Ant Financial, Alipay parent, takes on health insurance
(Bloomberg) --Billionaire Jack Ma’s Ant Financial has done more than perhaps any company to disrupt China’s gargantuan banking and asset-management industries. Now it’s trying to re-imagine health insurance.
Ant’s Xiang Hu Bao, which means mutual protection, has attracted 50 million people since its October inception, or more than five times the population of New York City.
The product operates somewhat like a collective, in which members contribute evenly to payouts of as much as 300,000 yuan ($45,000) when a participant falls critically ill. It’s free to sign up, there are no premiums or upfront payments, and disputes about claims are adjudicated by volunteer members, according to a statement from the company on Thursday. In return for managing the process, Ant will take an 8 percent administrative fee out of every payout.
Ant, best known for the Paypal-like Alipay service that underpins Alibaba Group Holding Ltd.’s online shopping platform, is re-designing financial products from money market funds to consumer credit that have long been dominated by state-owned Chinese behemoths. The company’s foray into health care comes at a time when the country is grappling with a rapidly aging population, one of the more pressing long-term threats to the world’s second-largest economy. Ant said Thursday it hopes to sign up 300 million Xiang Hu Bao users within two years, which would represent more than 20 percent of China’s population.

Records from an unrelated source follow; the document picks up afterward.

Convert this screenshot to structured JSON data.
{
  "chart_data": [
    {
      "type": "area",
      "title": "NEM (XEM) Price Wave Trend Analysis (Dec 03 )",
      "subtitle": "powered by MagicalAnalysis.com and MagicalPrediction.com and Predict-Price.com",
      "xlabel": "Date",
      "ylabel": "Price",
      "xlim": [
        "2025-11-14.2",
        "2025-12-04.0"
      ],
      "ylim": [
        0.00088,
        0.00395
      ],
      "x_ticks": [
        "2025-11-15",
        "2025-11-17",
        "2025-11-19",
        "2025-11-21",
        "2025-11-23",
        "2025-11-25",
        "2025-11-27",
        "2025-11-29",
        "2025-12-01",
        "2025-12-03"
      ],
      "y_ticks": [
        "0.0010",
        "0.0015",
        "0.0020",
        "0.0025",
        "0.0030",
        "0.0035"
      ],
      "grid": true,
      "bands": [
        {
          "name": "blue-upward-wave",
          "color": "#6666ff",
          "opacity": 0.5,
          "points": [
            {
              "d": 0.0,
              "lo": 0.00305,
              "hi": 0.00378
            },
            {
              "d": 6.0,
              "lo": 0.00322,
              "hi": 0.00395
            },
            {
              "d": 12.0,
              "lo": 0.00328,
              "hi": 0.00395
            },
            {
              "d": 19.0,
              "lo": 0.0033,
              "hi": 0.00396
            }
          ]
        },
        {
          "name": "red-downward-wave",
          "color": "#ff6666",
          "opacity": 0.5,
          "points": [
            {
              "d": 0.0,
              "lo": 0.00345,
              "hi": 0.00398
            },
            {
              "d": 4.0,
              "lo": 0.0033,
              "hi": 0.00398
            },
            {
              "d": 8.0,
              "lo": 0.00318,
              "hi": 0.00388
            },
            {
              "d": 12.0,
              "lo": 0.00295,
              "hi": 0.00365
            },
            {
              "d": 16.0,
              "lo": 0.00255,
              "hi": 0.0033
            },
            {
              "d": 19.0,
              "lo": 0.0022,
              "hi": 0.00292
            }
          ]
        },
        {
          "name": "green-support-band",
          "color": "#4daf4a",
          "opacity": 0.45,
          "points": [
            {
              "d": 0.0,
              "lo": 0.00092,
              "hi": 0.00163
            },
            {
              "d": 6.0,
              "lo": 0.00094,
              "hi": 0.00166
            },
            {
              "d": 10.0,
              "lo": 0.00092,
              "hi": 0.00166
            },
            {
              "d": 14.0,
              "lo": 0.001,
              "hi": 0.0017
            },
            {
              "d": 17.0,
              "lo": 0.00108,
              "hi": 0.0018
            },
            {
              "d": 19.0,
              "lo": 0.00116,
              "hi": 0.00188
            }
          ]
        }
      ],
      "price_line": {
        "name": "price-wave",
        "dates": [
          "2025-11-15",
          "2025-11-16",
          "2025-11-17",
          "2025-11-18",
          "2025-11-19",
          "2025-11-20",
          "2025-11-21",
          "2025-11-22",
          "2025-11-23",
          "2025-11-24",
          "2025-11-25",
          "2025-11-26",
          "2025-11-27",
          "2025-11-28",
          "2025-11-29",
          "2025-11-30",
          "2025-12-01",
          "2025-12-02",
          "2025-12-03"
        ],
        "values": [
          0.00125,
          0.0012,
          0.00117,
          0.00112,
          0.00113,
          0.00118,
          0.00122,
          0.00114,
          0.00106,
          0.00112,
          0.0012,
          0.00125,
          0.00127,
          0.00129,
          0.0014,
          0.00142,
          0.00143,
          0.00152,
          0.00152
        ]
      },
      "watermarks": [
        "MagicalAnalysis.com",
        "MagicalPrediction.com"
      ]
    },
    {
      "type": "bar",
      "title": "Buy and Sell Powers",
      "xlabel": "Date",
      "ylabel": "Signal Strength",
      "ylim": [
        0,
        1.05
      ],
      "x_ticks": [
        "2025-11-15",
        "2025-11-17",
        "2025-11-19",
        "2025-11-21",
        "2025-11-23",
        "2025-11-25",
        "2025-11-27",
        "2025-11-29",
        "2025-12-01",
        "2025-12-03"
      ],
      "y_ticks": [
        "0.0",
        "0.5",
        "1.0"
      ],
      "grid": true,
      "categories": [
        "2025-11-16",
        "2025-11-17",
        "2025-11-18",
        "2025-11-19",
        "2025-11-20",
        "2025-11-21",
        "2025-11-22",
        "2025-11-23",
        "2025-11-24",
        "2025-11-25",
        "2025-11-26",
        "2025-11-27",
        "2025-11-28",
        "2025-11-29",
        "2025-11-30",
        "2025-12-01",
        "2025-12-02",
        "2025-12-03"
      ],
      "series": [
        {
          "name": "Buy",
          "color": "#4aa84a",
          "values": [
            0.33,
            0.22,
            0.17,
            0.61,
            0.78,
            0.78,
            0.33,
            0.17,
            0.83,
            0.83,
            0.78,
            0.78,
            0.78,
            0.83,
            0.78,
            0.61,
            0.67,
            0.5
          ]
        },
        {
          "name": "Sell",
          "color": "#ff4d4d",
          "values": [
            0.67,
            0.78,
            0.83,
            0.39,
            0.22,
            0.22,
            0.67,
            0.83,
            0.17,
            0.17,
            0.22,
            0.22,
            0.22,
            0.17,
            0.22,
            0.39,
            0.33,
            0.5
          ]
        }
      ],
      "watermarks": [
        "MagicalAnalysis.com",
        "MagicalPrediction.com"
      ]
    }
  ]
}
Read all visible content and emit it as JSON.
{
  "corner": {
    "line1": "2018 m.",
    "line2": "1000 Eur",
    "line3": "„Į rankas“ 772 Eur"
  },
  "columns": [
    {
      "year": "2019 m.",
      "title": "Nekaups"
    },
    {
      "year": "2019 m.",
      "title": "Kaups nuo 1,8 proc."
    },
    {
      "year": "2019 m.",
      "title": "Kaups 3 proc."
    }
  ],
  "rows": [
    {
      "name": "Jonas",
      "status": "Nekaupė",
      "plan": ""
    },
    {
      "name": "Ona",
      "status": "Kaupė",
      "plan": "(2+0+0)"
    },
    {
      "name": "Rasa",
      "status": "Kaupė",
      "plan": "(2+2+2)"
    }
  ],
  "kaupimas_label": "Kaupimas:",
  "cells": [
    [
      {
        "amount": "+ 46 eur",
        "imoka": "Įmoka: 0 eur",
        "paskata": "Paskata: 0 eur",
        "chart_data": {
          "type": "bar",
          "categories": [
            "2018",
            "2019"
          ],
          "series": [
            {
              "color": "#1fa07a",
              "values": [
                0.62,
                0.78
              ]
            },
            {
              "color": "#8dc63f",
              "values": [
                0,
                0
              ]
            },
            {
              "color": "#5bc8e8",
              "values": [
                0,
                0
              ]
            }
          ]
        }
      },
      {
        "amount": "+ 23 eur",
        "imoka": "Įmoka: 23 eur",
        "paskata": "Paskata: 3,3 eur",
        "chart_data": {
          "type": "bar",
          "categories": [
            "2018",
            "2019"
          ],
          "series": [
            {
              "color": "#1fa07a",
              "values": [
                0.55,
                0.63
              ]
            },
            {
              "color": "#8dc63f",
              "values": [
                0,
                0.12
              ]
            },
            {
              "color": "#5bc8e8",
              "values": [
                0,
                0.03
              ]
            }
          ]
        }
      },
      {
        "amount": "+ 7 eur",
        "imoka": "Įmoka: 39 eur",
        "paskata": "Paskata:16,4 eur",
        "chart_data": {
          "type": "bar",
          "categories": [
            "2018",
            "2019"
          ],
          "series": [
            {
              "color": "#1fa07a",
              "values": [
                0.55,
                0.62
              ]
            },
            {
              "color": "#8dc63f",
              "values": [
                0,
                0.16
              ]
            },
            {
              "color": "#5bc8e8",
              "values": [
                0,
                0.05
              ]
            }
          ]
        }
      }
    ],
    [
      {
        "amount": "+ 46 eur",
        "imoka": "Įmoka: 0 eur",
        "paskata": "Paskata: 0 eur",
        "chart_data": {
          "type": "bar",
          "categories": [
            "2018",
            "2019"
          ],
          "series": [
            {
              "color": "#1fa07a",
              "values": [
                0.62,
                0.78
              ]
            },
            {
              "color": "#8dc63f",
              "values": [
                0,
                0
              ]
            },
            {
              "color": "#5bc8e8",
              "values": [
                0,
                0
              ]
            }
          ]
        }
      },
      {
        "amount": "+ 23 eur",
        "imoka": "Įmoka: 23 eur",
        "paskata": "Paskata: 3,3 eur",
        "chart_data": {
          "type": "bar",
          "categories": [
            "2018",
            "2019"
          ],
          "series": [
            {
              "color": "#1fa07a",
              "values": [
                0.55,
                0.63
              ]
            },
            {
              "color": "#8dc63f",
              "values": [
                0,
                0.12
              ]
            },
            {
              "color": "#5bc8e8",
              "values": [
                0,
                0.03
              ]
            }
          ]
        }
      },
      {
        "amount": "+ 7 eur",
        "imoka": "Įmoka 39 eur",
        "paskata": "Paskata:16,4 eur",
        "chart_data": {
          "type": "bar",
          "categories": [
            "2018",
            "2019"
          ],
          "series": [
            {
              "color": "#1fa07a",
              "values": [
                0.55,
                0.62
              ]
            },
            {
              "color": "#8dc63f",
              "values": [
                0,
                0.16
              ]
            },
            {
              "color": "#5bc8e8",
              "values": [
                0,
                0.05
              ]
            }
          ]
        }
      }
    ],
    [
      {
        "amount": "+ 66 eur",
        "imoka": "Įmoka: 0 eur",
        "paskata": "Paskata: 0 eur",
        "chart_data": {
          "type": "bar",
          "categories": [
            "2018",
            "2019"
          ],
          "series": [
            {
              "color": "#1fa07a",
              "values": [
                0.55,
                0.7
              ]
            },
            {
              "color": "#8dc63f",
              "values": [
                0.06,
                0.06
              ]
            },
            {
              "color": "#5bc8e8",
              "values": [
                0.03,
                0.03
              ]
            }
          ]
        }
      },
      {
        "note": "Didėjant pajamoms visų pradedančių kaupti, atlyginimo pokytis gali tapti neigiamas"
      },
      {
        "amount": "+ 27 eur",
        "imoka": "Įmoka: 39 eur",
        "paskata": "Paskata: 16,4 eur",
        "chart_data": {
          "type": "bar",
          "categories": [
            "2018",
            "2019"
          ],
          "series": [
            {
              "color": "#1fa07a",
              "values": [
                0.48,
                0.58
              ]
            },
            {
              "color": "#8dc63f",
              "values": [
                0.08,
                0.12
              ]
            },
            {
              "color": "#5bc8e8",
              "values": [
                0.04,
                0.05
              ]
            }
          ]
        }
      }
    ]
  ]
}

“Ant can reach out to millions of users at a pace that traditional insurers can’t,” said Steven Lam, a Hong Kong-based analyst at Bloomberg Intelligence. “This was the actual insurance model hundreds of years ago. They’re going back to the basics.”

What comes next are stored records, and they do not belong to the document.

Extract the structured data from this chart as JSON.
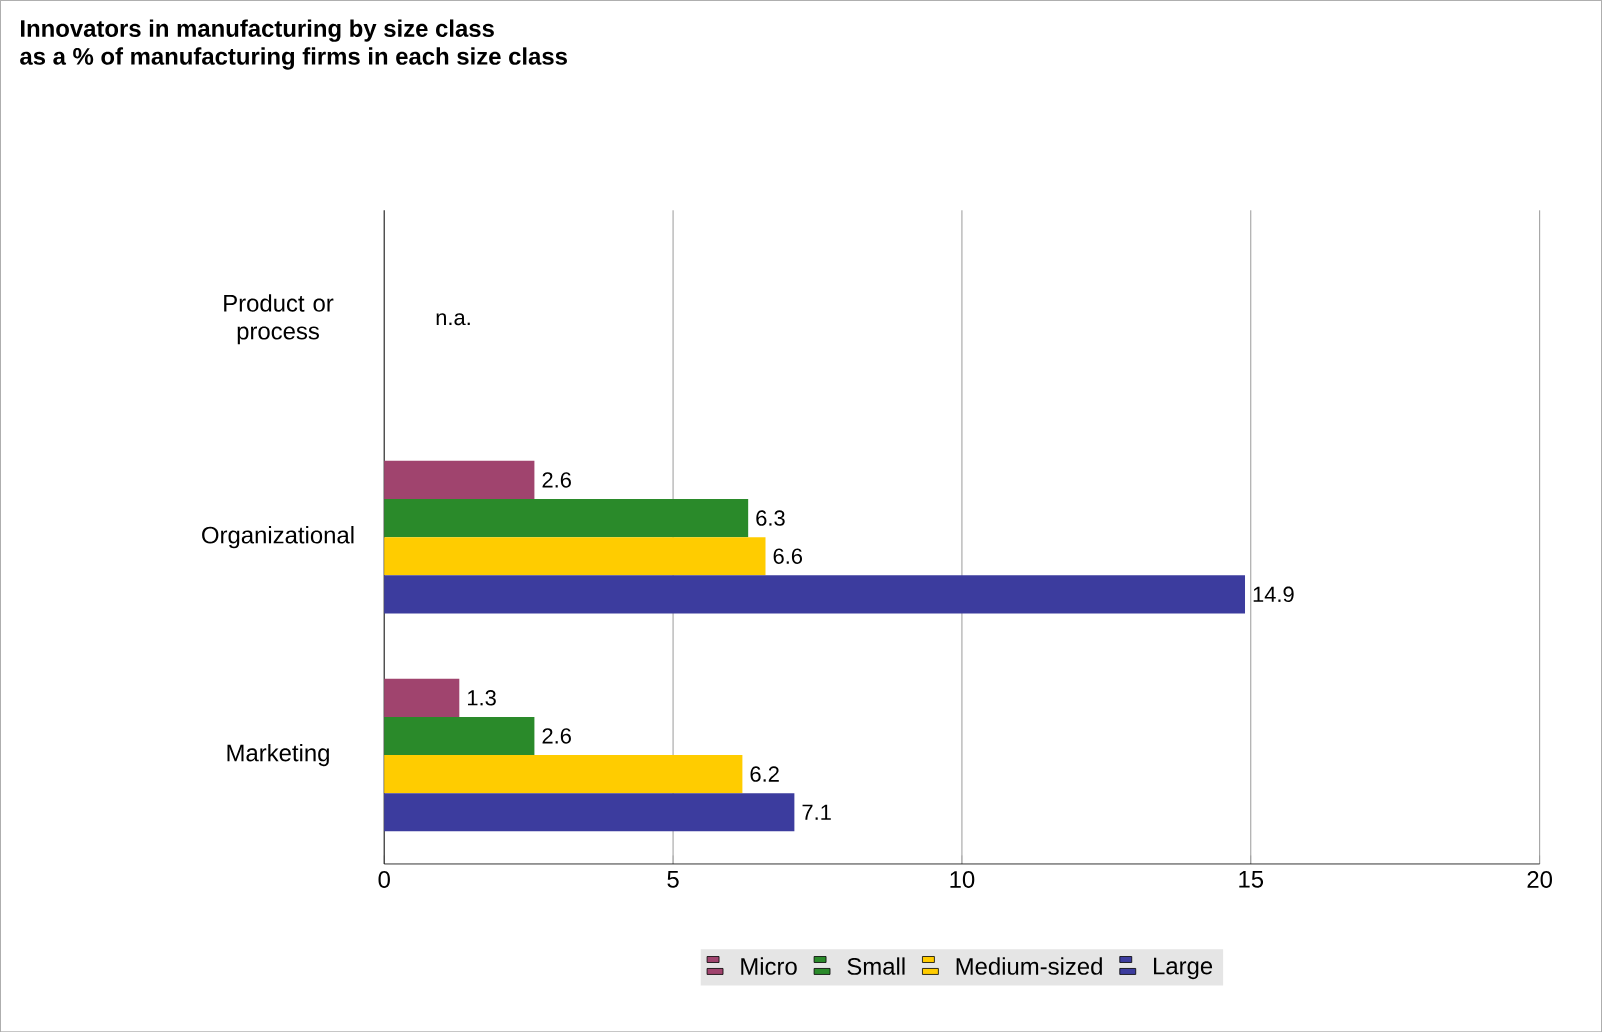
{
  "chart_data": {
    "type": "bar",
    "orientation": "horizontal",
    "title": "Innovators in manufacturing by size class",
    "subtitle": "as a % of manufacturing firms in each size class",
    "categories": [
      "Product or process",
      "Organizational",
      "Marketing"
    ],
    "series": [
      {
        "name": "Micro",
        "color": "#a0446e",
        "values": [
          null,
          2.6,
          1.3
        ]
      },
      {
        "name": "Small",
        "color": "#2a8a2a",
        "values": [
          null,
          6.3,
          2.6
        ]
      },
      {
        "name": "Medium-sized",
        "color": "#ffcc00",
        "values": [
          null,
          6.6,
          6.2
        ]
      },
      {
        "name": "Large",
        "color": "#3c3c9e",
        "values": [
          null,
          14.9,
          7.1
        ]
      }
    ],
    "xlim": [
      0,
      20
    ],
    "xticks": [
      0,
      5,
      10,
      15,
      20
    ],
    "grid": "x",
    "legend": "bottom",
    "data_labels": true,
    "annotations": [
      "n.a."
    ]
  }
}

Ma’s company joins a raft of startups angling to disrupt old-school health insurance in China, including Tencent Holdings Ltd. and Sinovation Ventures-backed Waterdrop. Beijing-based Waterdrop crowdfunds from 78 million users and paid out more than 95 million yuan to members in the four or so months ended October, according to its website.
The products may help fill a yawning gap in medical protection for the world’s biggest population as its rate of critical illnesses soars, partly due to more expert diagnoses. As of April, almost a third of Xiang Hu Bao’s members hailed from poorer rural areas, while nearly half were migrant laborers.

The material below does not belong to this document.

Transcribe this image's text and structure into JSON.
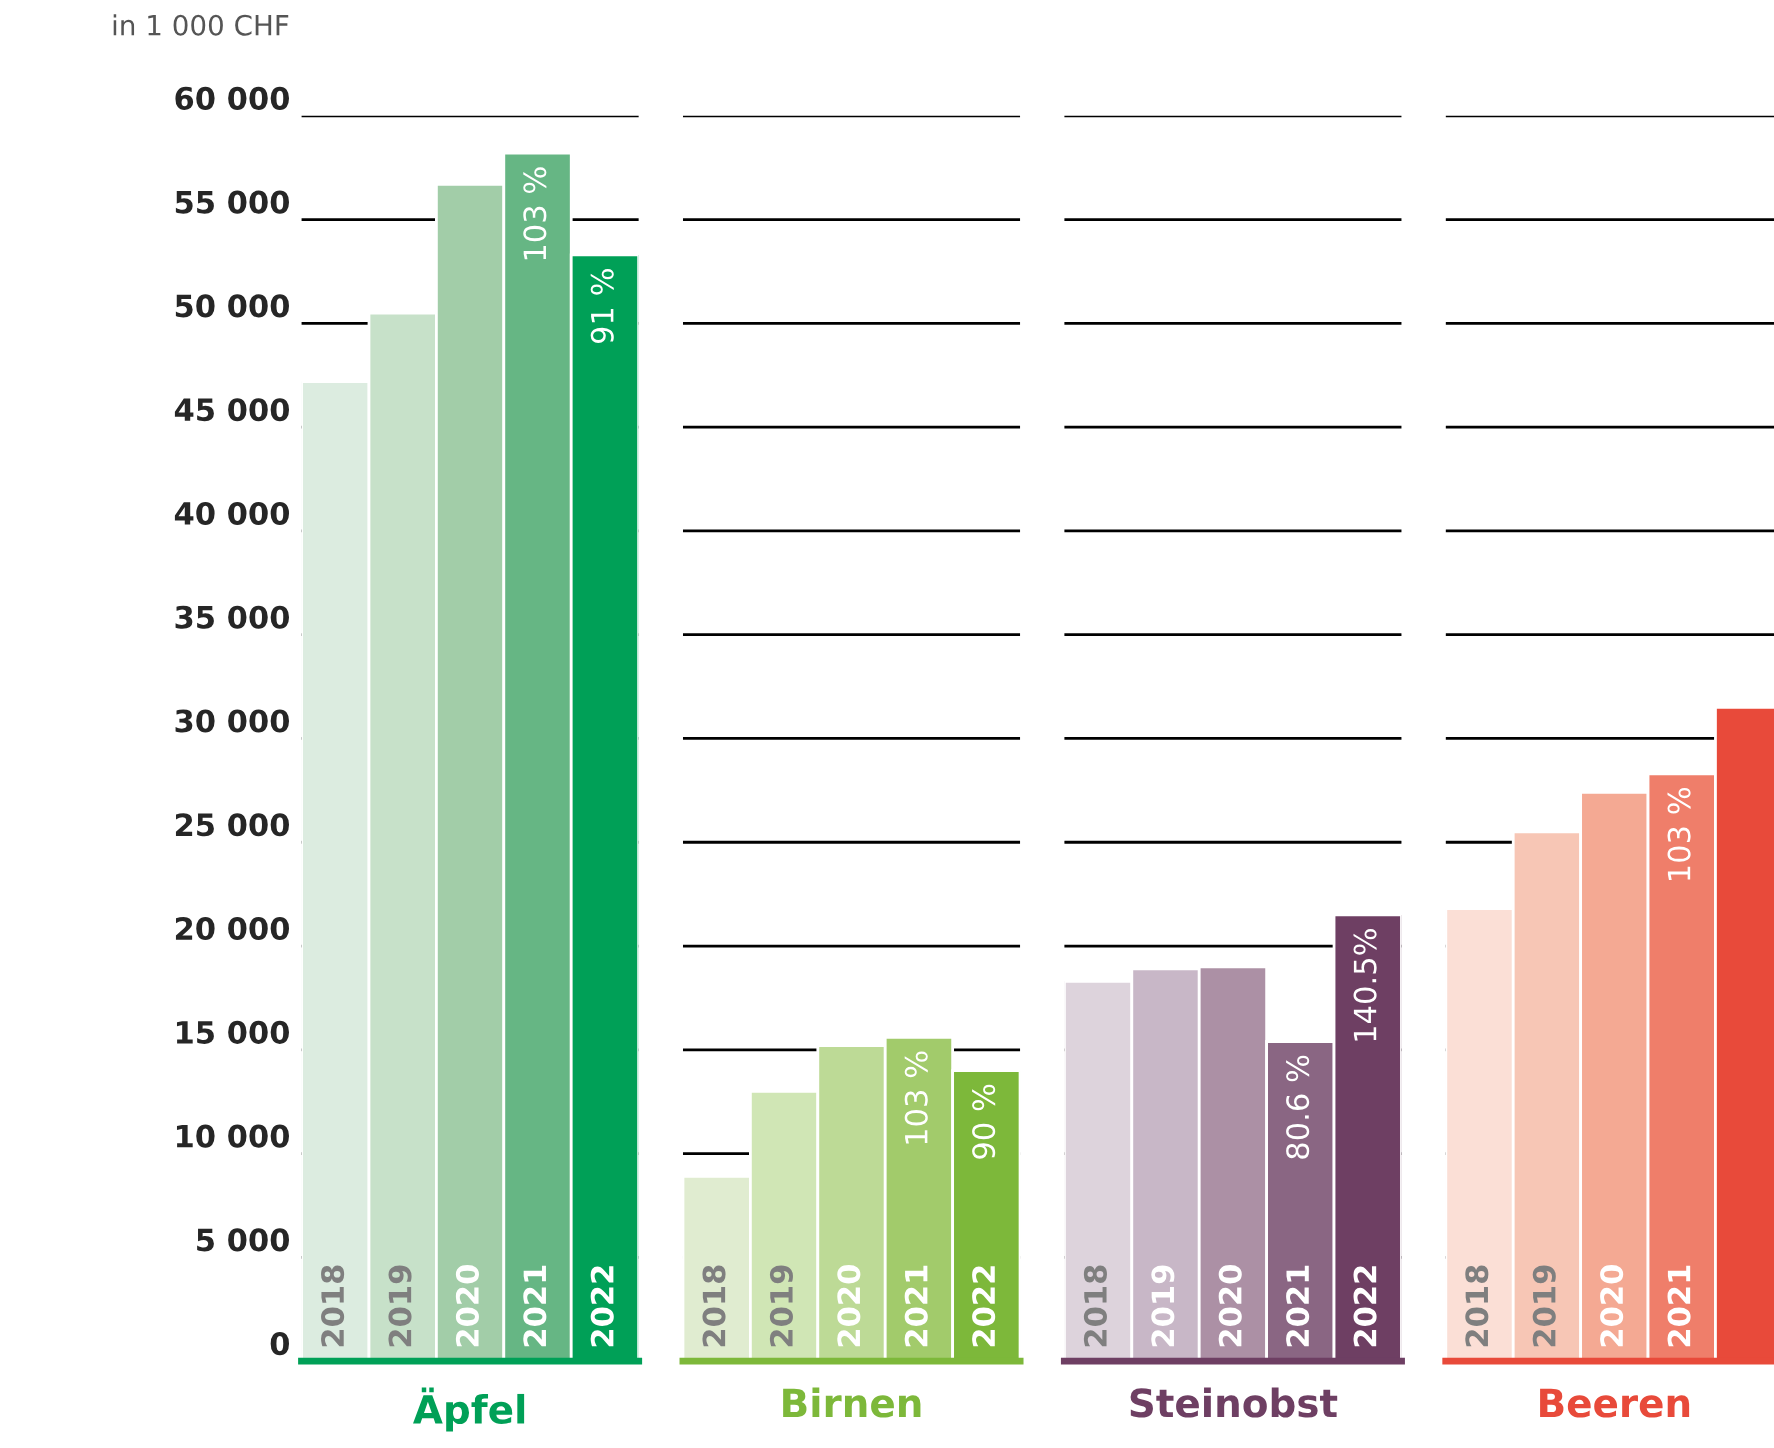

Ant says Xiang Hu Bao isn’t an insurance product and thus isn’t subject to the same regulatory oversight governing traditional industry players like Ping An Insurance Group Co.
Anyone between the age of 30 days and 59 years can join, provided they meet basic health criteria. As more people participate, the costs of the plan are spread more widely. Given the growing user base, every member should pay no more than 0.1 yuan for every critically ill person, according to Ant. It covers a list of no more than 100 ailments. If a dispute over claims arises, a jury consisting of hundreds of thousands of pre-approved users will vote on whether to pay out compensation.
Ant plans to leapfrog early adopters of the model by tapping the hundreds of millions of people that use its Alipay and money-market fund operator Yu’E Bao. Payments are deducted from users’ Alipay account on the 14th and 28th of every month, and anyone with a decent credit score can join.
To combat fraud, Ant is using the same blockchain technology that underpins digital currencies like Bitcoin, which rely on common verification by members. Members who fall critically ill within 90 days of joining the plan will not be compensated.